Following a heated discussion during a meeting on Thursday, Nov. 1, the Sun Valley City Council opted to delay approval of a new personnel policy for Fire Department volunteers until the council members could “digest it further” and receive more feedback from the city’s volunteer firefighters.
Mayor DeWayne Briscoe said at the meeting that the new policy was a direct response to the results of a forensic audit commissioned by his administration in April to investigate potential fraud in the city’s financial affairs during fiscal 2011. A report on the results of the forensic audit was received by Briscoe and the City Council in executive session on Aug. 24, but has not been released to the public.
However, in an interview after the meeting, Briscoe declined to elaborate on how the new policy is a response to the audit, saying he could not release any information included in the audit.
What is known is that the past year has been a hard one for the department. On Sept. 21, longtime Fire Chief Jeff Carnes tendered his resignation without listing a reason. Carnes had been on paid administrative leave for nearly a year.
According to an Oct. 25 report to Briscoe and the City Council from Virginia Egger, interim executive assistant to the mayor, the new policy prohibits the use of city facilities and equipment for firefighters’ personal use. The report says the policy also emphasizes the difference between volunteer and employee firefighters, ceasing hourly pay for volunteers in favor of quarterly base payments plus additional pay when a volunteer is called to a fire.
Egger’s report states that under the Federal Labor Standards Act, if a volunteer is paid more than a “nominal fee,” no greater than 20 percent of what he or she would earn as an employee, that person no longer qualifies as a “bona fide volunteer.” In that case, he or she must be deemed an employee under the federal law and must be paid minimum wage and compensated for any overtime.

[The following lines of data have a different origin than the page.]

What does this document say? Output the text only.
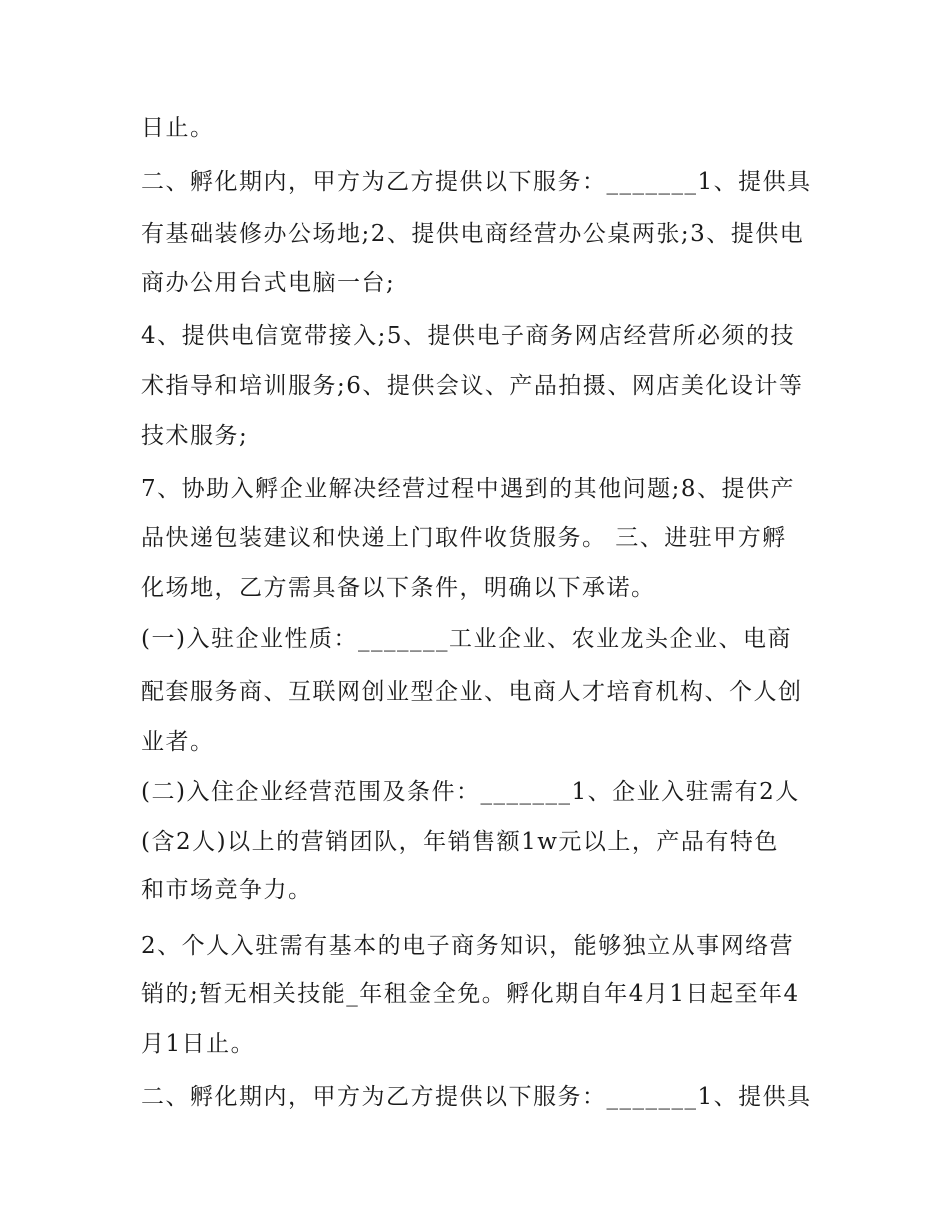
日止。
二、孵化期内，甲方为乙方提供以下服务：_______1、提供具
有基础装修办公场地;2、提供电商经营办公桌两张;3、提供电
商办公用台式电脑一台;
4、提供电信宽带接入;5、提供电子商务网店经营所必须的技
术指导和培训服务;6、提供会议、产品拍摄、网店美化设计等
技术服务;
7、协助入孵企业解决经营过程中遇到的其他问题;8、提供产
品快递包装建议和快递上门取件收货服务。 三、进驻甲方孵
化场地，乙方需具备以下条件，明确以下承诺。
(一)入驻企业性质：_______工业企业、农业龙头企业、电商
配套服务商、互联网创业型企业、电商人才培育机构、个人创
业者。
(二)入住企业经营范围及条件：_______1、企业入驻需有2人
(含2人)以上的营销团队，年销售额1w元以上，产品有特色
和市场竞争力。
2、个人入驻需有基本的电子商务知识，能够独立从事网络营
销的;暂无相关技能_年租金全免。孵化期自年4月1日起至年4
月1日止。
二、孵化期内，甲方为乙方提供以下服务：_______1、提供具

“This is gobbledygook. [The volunteers] will go to Ketchum where they will get paid. This is bureaucracy at its best. Release the audit.”

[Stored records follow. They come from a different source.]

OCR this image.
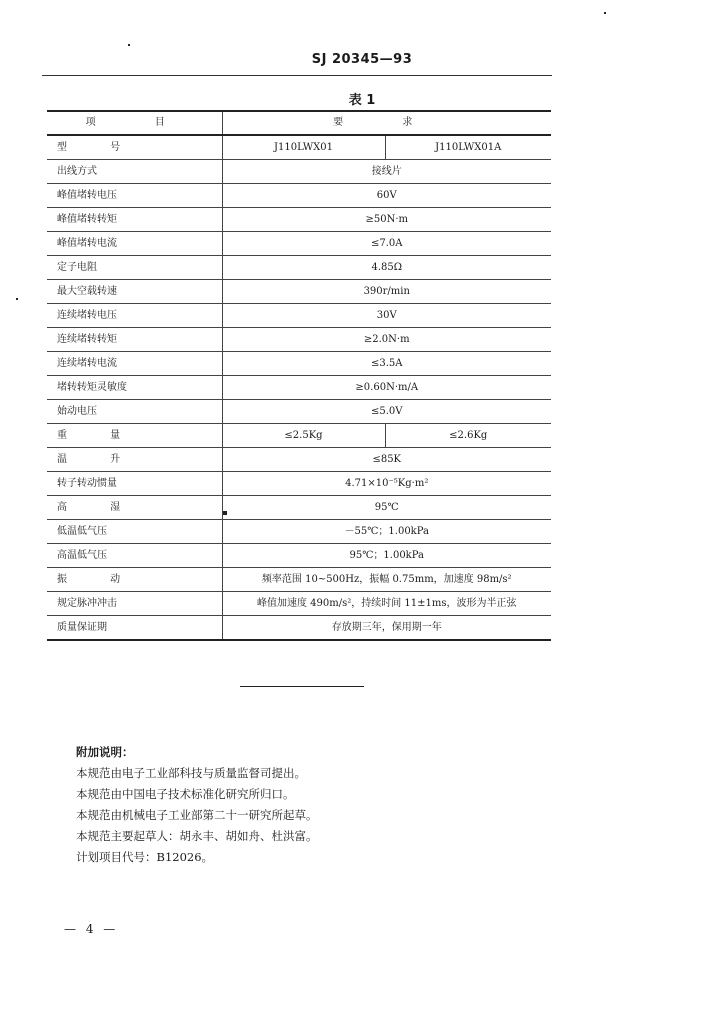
SJ 20345—93
表 1
项 目	要 求	
型 号	J110LWX01	J110LWX01A
出线方式	接线片	
峰值堵转电压	60V	
峰值堵转转矩	≥50N·m	
峰值堵转电流	≤7.0A	
定子电阻	4.85Ω	
最大空载转速	390r/min	
连续堵转电压	30V	
连续堵转转矩	≥2.0N·m	
连续堵转电流	≤3.5A	
堵转转矩灵敏度	≥0.60N·m/A	
始动电压	≤5.0V	
重 量	≤2.5Kg	≤2.6Kg
温 升	≤85K	
转子转动惯量	4.71×10⁻⁵Kg·m²	
高 湿	95℃	
低温低气压	－55℃；1.00kPa	
高温低气压	95℃；1.00kPa	
振 动	频率范围 10~500Hz，振幅 0.75mm，加速度 98m/s²	
规定脉冲冲击	峰值加速度 490m/s²，持续时间 11±1ms，波形为半正弦	
质量保证期	存放期三年，保用期一年	
附加说明：
本规范由电子工业部科技与质量监督司提出。
本规范由中国电子技术标准化研究所归口。
本规范由机械电子工业部第二十一研究所起草。
本规范主要起草人：胡永丰、胡如舟、杜洪富。
计划项目代号：B12026。
— 4 —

Former mayor and former volunteer firefighter
Michael Parda, who will succeed Egger next week when she leaves the city to become town manager of Avon, Colo., said in an interview that it’s important for the city to have a combined (volunteer and employee) fire department. He said that allows the city to hire fewer full-time firefighters, saving the taxpayers’ money without endangering their homes.
“It’s important for the volunteers too, to feel they’re giving back to the community,” said Parda, who was once a volunteer firefighter himself, though not for Sun Valley. “That’s what a combined fire department is all about.”

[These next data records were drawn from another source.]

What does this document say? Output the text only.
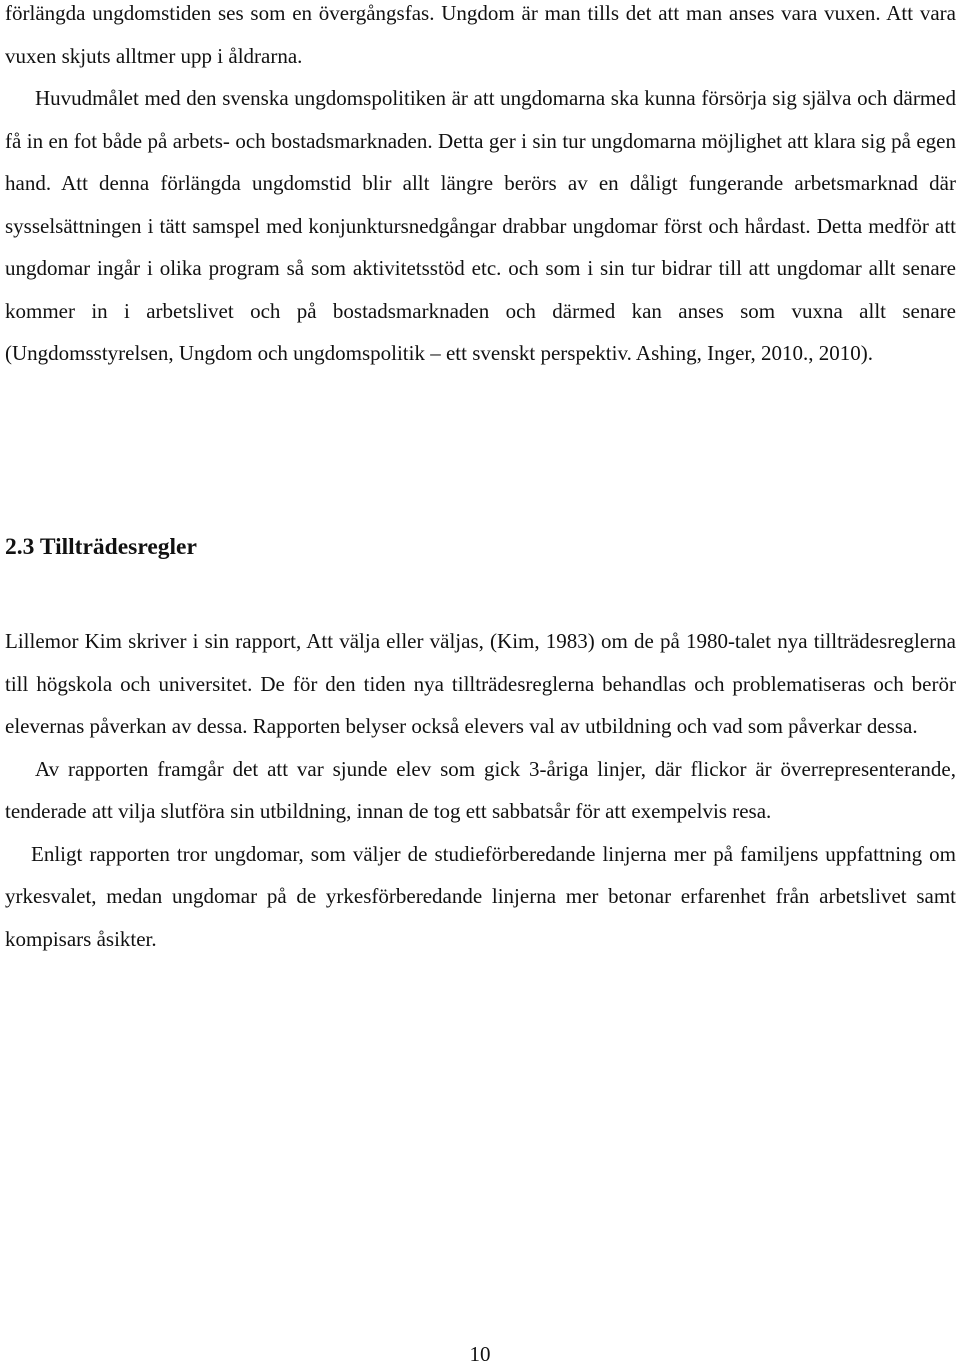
förlängda ungdomstiden ses som en övergångsfas. Ungdom är man tills det att man anses vara vuxen. Att vara vuxen skjuts alltmer upp i åldrarna.

Huvudmålet med den svenska ungdomspolitiken är att ungdomarna ska kunna försörja sig själva och därmed få in en fot både på arbets- och bostadsmarknaden. Detta ger i sin tur ungdomarna möjlighet att klara sig på egen hand. Att denna förlängda ungdomstid blir allt längre berörs av en dåligt fungerande arbetsmarknad där sysselsättningen i tätt samspel med konjunktursnedgångar drabbar ungdomar först och hårdast. Detta medför att ungdomar ingår i olika program så som aktivitetsstöd etc. och som i sin tur bidrar till att ungdomar allt senare kommer in i arbetslivet och på bostadsmarknaden och därmed kan anses som vuxna allt senare (Ungdomsstyrelsen, Ungdom och ungdomspolitik – ett svenskt perspektiv. Ashing, Inger, 2010., 2010).

2.3 Tillträdesregler

Lillemor Kim skriver i sin rapport, Att välja eller väljas, (Kim, 1983) om de på 1980-talet nya tillträdesreglerna till högskola och universitet. De för den tiden nya tillträdesreglerna behandlas och problematiseras och berör elevernas påverkan av dessa. Rapporten belyser också elevers val av utbildning och vad som påverkar dessa.

Av rapporten framgår det att var sjunde elev som gick 3-åriga linjer, där flickor är överrepresenterande, tenderade att vilja slutföra sin utbildning, innan de tog ett sabbatsår för att exempelvis resa.

Enligt rapporten tror ungdomar, som väljer de studieförberedande linjerna mer på familjens uppfattning om yrkesvalet, medan ungdomar på de yrkesförberedande linjerna mer betonar erfarenhet från arbetslivet samt kompisars åsikter.

10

Additionally, Egger’s report states that it’s important to pay the volunteers quarterly instead of hourly to keep them actively engaged in the department and “continuing drills,” even when there is not a fire.
Egger said at the meeting that three of the department’s 19 volunteers helped develop and review the policy and that the volunteers are “on board.” She urged the council to approve the policy.
However, former Mayor Dave Wilson—who was also a volunteer firefighter for the city—spoke out against the new policy.
“This is gobbledygook,” he said at the meeting. “[The volunteers] will go to Ketchum where they will get paid. This is bureaucracy at its best. Release the audit.”
Wilson said the council should take its time and talk to the volunteers. He said that if volunteers were paid quarterly or per-call instead of hourly, they might not be motivated to stay at a fire that lasts many days.
At the meeting, Councilman Franz Suhadolnik said he wanted more time to digest the policy. Councilwoman Michelle Griffith said she wanted to hear more from the volunteers.
“I don’t want to do anything to jeopardize the longevity of our fire department,” Councilman Bob Youngman said. “I want to make sure this policy won’t affect that institution negatively long-term.”
The council decided to continue the discussion during its next meeting on Dec. 6 and invited Sun Valley and other local volunteer firefighters to actively participate in that discussion.
Egger said Thursday that the Sun Valley volunteers had all been given copies of the policy during a department meeting Tuesday. She said they were encouraged to provide feedback to Briscoe, council members and Acting Fire Chief Ray Franco, either in person or in a letter.
Egger said the firefighters asked many questions at that meeting and it was gratifying to see their participation and their commitment to the department.
“I truly believe they are on their way to becoming the best combined department in the region,” she said.